There are few instances when the government can take our property without first holding a hearing. An Ohio Administrative License Suspension (A.L.S.) is one of those instances. If a driver refuses a chemical test or tests ‘over the limit’, an officer takes the driver’s license on-the-spot. Accordingly, to protect drivers’ rights to due process of law, Ohio has rules which must be followed for an A.L.S to be imposed. A recent A.L.S. case in an Ohio Court of Appeals demonstrates what happens when the rules are not followed.
There Are Rules For Imposing License Suspensions
The case is Toledo v. Ferguson. Ferguson was stopped and given field sobriety tests. The police officer charged Ferguson with OVI and imposed an A.L.S. For the A.L.S., the officer completed a BMV 2255 report and sent a copy to the court. However, the report was sent to the court six days after the arrest, and Ohio Revised Code section 4511.192(E) requires that the report be sent “as soon as possible, but not later than 48 hours after the arrest.” Ferguson’s lawyer filed an appeal of the A.L.S. on the ground the BMV 2255 report was not timely filed. The trial court refused to terminate the A.L.S., so Ferguson appealed to the Sixth District Court of Appeals.
Government Claims There Is No Remedy For Violating Rules
The prosecution argued the officer’s violation of the 48-hour requirement is not a ground for terminating the A.L.S. Ohio Revised Code section 4511.197 establishes the parameters for A.L.S. appeals. That section establishes four bases for appealing the A.L.S. In Ferguson, the prosecution argued that, because the 48-hour rule is not one of those four bases, violation of the 48-hour rule cannot result in termination of the A.L.S. The trial court agreed with the prosecution.
Courts Have Authority To Fashion Remedies
The Court of Appeals, however, concluded there was no ‘competent credible evidence to support the lower court’s ruling’. The Court gave two rationales for its conclusion. First, if a driver shows the BMV erred by imposing the suspension, the suspension terminates. The officer is an agent of the BMV, and, because the officer erred in this case, the suspension should have been terminated. Second, a driver only has to prove one of the four bases in O.R.C. 4511.197 if the government first demonstrates compliance with the requirements of O.R.C. 4511.192. In this case, the government did not present proof of compliance with O.R.C. 4511.192, so the defendant’s A.L.S appeal should have been granted.

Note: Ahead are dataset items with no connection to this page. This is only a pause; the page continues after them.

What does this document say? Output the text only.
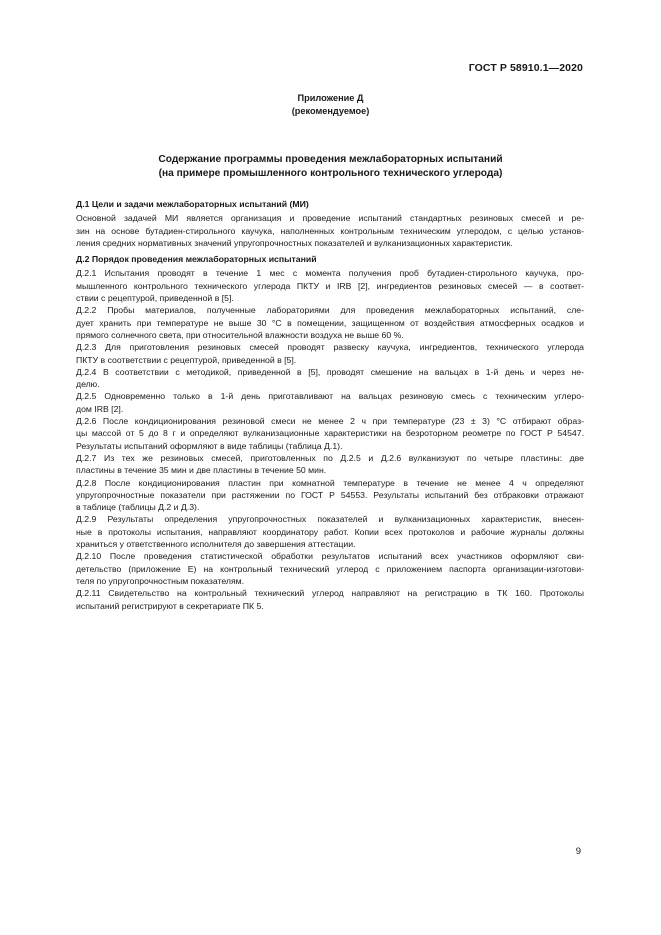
ГОСТ Р 58910.1—2020
Приложение Д
(рекомендуемое)
Содержание программы проведения межлабораторных испытаний
(на примере промышленного контрольного технического углерода)
Д.1 Цели и задачи межлабораторных испытаний (МИ)
Основной задачей МИ является организация и проведение испытаний стандартных резиновых смесей и ре-
зин на основе бутадиен-стирольного каучука, наполненных контрольным техническим углеродом, с целью установ-
ления средних нормативных значений упругопрочностных показателей и вулканизационных характеристик.
Д.2 Порядок проведения межлабораторных испытаний
Д.2.1 Испытания проводят в течение 1 мес с момента получения проб бутадиен-стирольного каучука, про-
мышленного контрольного технического углерода ПКТУ и IRB [2], ингредиентов резиновых смесей — в соответ-
ствии с рецептурой, приведенной в [5].
Д.2.2 Пробы материалов, полученные лабораториями для проведения межлабораторных испытаний, сле-
дует хранить при температуре не выше 30 °С в помещении, защищенном от воздействия атмосферных осадков и
прямого солнечного света, при относительной влажности воздуха не выше 60 %.
Д.2.3 Для приготовления резиновых смесей проводят развеску каучука, ингредиентов, технического углерода
ПКТУ в соответствии с рецептурой, приведенной в [5].
Д.2.4 В соответствии с методикой, приведенной в [5], проводят смешение на вальцах в 1-й день и через не-
делю.
Д.2.5 Одновременно только в 1-й день приготавливают на вальцах резиновую смесь с техническим углеро-
дом IRB [2].
Д.2.6 После кондиционирования резиновой смеси не менее 2 ч при температуре (23 ± 3) °С отбирают образ-
цы массой от 5 до 8 г и определяют вулканизационные характеристики на безроторном реометре по ГОСТ Р 54547.
Результаты испытаний оформляют в виде таблицы (таблица Д.1).
Д.2.7 Из тех же резиновых смесей, приготовленных по Д.2.5 и Д.2.6 вулканизуют по четыре пластины: две
пластины в течение 35 мин и две пластины в течение 50 мин.
Д.2.8 После кондиционирования пластин при комнатной температуре в течение не менее 4 ч определяют
упругопрочностные показатели при растяжении по ГОСТ Р 54553. Результаты испытаний без отбраковки отражают
в таблице (таблицы Д.2 и Д.3).
Д.2.9 Результаты определения упругопрочностных показателей и вулканизационных характеристик, внесен-
ные в протоколы испытания, направляют координатору работ. Копии всех протоколов и рабочие журналы должны
храниться у ответственного исполнителя до завершения аттестации.
Д.2.10 После проведения статистической обработки результатов испытаний всех участников оформляют сви-
детельство (приложение Е) на контрольный технический углерод с приложением паспорта организации-изготови-
теля по упругопрочностным показателям.
Д.2.11 Свидетельство на контрольный технический углерод направляют на регистрацию в ТК 160. Протоколы
испытаний регистрируют в секретариате ПК 5.
9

Although the Ohio Revised Code does not specify that failure to follow the rules results in termination of the A.L.S., courts have the inherent authority to determine remedies when another branch of government violates the law. In the 1803 case of Marbury v. Madison, the U.S. Supreme Court stated, ‘it is emphatically the province and duty of the judicial department to say what the law is.’ As the Sixth District Court of Appeals observed, “[t]he state cannot set forth a statutory scheme to suspend a person’s operating privileges, not follow the scheme, and then claim that, since such actions are not one of the four issues allowed in an ALS appeal, a municipal or county court has no authority to terminate the ALS.”
Belt And Suspenders Approach To Challenging The A.L.S.
This is a recurring issue in Ohio DUI / OVI litigation. Some courts continue to maintain an A.L.S. can only be terminated if the defendant proves one of the four bases in O.R.C. 4511.197. Hopefully, the Ferguson case clarifies the distinction between an appeal of the A.L.S. based on the four factors and a motion to terminate the A.L.S. based on non-compliance with the rules for imposing an A.L.S. Ohio DUI / OVI lawyers would be wise to challenge the Administrative License Suspension by filing both an appeal of the suspension and a separate motion to terminate the suspension.